Community journalism normally deals with school district budgets, Rotary Club fundraisers, cops and robbers. It was a rare treat to sit down and talk about humanity’s ultimate destiny, the next frontier.

Mathews was serious about his prospect of becoming among the first humans to settle another planet. To me — pretty much a complete layman — his obvious intelligence, educational and professional background, hobbies and general outlook seemed to make him the perfect Mars One candidate.

The would-be space colonist was philosophical about the program. He thinks we have the technology, and if we can just match it with the funding and the will, it’s going to happen.

He also said that if it doesn’t, Mars One will play an important role in firing debate about the future of the human species, and even — depending on how far the plans progress — marshalling technology toward such a mission.

On the Internet, you’ll find Mars One has a lot of detractors.

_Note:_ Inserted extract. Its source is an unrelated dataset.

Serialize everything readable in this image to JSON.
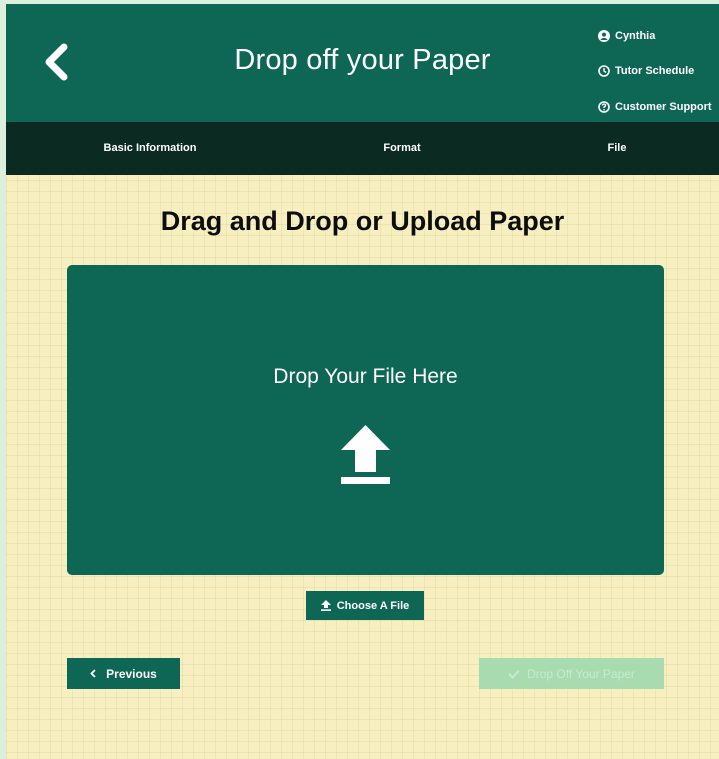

It seems many people don’t want it to succeed.

Personally, I’m not afraid to come out and say that it’s perfectly clear humans will eventually move beyond being a one-planet species; it’s not just the baseless, far-fetched imaginings of science fiction writers.

The question is this: Is the time now?

In his famous speech on Sept. 12, 1962, President Kennedy said the nation would land a man on the moon, and return him home safely, by the end of the decade. And it happened.

We already have folks living beyond the surly bonds of earth, on the International Space Station.

People saddened by the ending in 2011 of America’s space shuttle program should take heart in how it got government out of the way to let private leaders and innovators in space technology bloom.

I drove away from the airport thinking that if Mathews is among the first 24 to colonize Mars, it’ll be an interview I’ll look back upon as important.